Either way, I feel generators need to protect the people trying to help you. The product mike presented does that.

This one doesn’t provide protection? I feel it does from what I’ve read. Correct me if I’m wrong...
 
This one doesn’t provide protection? I feel it does from what I’ve read. Correct me if I’m wrong...
I can’t answer that. I didn’t read all the info. I can tell you that power will find the least resistance in any open loop. I’ll read more on it when I get chance, might be a few days.
 
Correct, you should be boxed in with grounds at all times. Lots of different variables happen and it’s something I just prefer to stay away from. I feel I’ve done my service to the American people and I’m over it. I don’t want to see someone get fried or get fried.

Either way, I feel generators need to protect the people trying to help you. The product mike presented does that.

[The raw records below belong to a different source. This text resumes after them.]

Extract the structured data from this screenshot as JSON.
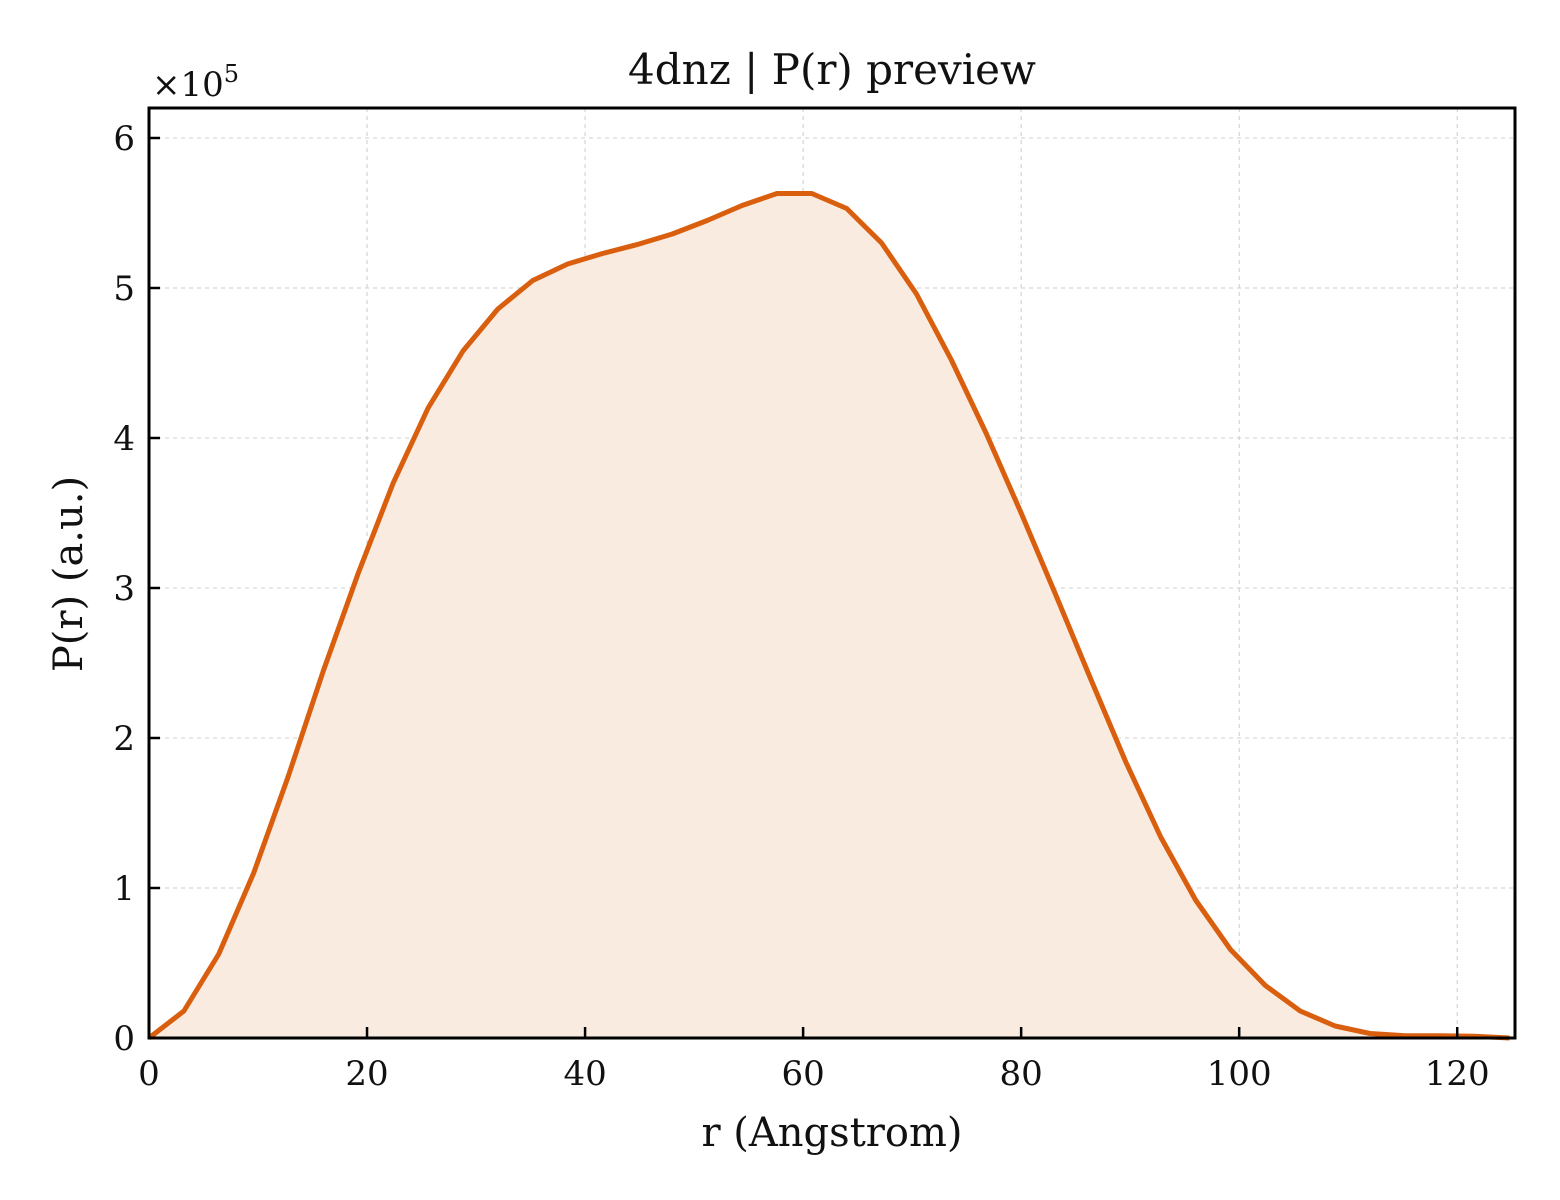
{
  "chart_data": {
    "type": "area",
    "title": "4dnz | P(r) preview",
    "xlabel": "r (Angstrom)",
    "ylabel": "P(r) (a.u.)",
    "y_multiplier": {
      "base": "×10",
      "exponent": "5"
    },
    "xlim": [
      0,
      125.3
    ],
    "ylim": [
      0,
      6.2
    ],
    "xticks": [
      0,
      20,
      40,
      60,
      80,
      100,
      120
    ],
    "xtick_labels": [
      "0",
      "20",
      "40",
      "60",
      "80",
      "100",
      "120"
    ],
    "yticks": [
      0,
      1,
      2,
      3,
      4,
      5,
      6
    ],
    "ytick_labels": [
      "0",
      "1",
      "2",
      "3",
      "4",
      "5",
      "6"
    ],
    "grid": true,
    "colors": {
      "line": "#d95f0e",
      "fill": "#f9ebe0",
      "grid": "#cccccc",
      "axis": "#000000"
    },
    "series": [
      {
        "x": [
          0,
          3.2,
          6.4,
          9.6,
          12.8,
          16.0,
          19.2,
          22.4,
          25.6,
          28.8,
          32.0,
          35.2,
          38.4,
          41.6,
          44.8,
          48.0,
          51.2,
          54.4,
          57.6,
          60.8,
          64.0,
          67.2,
          70.4,
          73.6,
          76.8,
          80.0,
          83.2,
          86.4,
          89.6,
          92.8,
          96.0,
          99.2,
          102.4,
          105.6,
          108.8,
          112.0,
          115.2,
          118.4,
          121.6,
          124.8
        ],
        "y": [
          0,
          0.18,
          0.56,
          1.1,
          1.75,
          2.45,
          3.1,
          3.7,
          4.2,
          4.58,
          4.86,
          5.05,
          5.16,
          5.23,
          5.29,
          5.36,
          5.45,
          5.55,
          5.63,
          5.63,
          5.53,
          5.3,
          4.96,
          4.52,
          4.03,
          3.5,
          2.95,
          2.39,
          1.84,
          1.34,
          0.92,
          0.59,
          0.35,
          0.18,
          0.08,
          0.03,
          0.015,
          0.015,
          0.012,
          0.0
        ]
      }
    ]
  }
}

Shitty situation for sure. When I was at AEP i was a desk jocky IT guy. But when you work for a power company you're all power company men. I had to take annual training on line components and safety. Then was "volunteered" for storm duty. Lucky for me that's the year we had that derecho wind. There i was zooming around in a company truck with a V-watch and hazard tape marking downed lines and calling back components to dispatch for the crews. Poles, transformers, cut outs, insulators, line length etc so the trucks could show up with what they needed on-hand. The first few days we're fine. On day three people started getting shitty. Great fun being the first AEP truck a person has seen in 3 days and having to explain that no I am not the guy that's going to fix it, and no i can't tell you when that will actually happen. Only had to turn and bunny hop back once and that was enough for me. Fuck you where's my desk. 😅
 
Shitty situation for sure. When I was at AEP i was a desk jocky IT guy. But when you work for a power company you're all power company men. I had to take annual training on line components and safety. Then was "volunteered" for storm duty. Lucky for me that's the year we had that derecho wind. There i was zooming around in a company truck with a V-watch and hazard tape marking downed lines and calling back components to dispatch for the crews. Poles, transformers, cut outs, insulators, line length etc so the trucks could show up with what they needed on-hand. The first few days we're fine. On day three people started getting shitty. Great fun being the first AEP truck a person has seen in 3 days and having to explain that no I am not the guy that's going to fix it, and no i can't tell you when that will actually happen. Only had to turn and bunny hop back once and that was enough for me. Fuck you where's my desk. 😅
I prefer the shuffle method.
 
From an inspection:
Back fed 40 amp breaker with no interlock protection and undersized wires to the generator plug. The occupant that did this said he took electrical in vocational school. Off topic, this was one of the best inspections for electrical hacks that I have seen yet.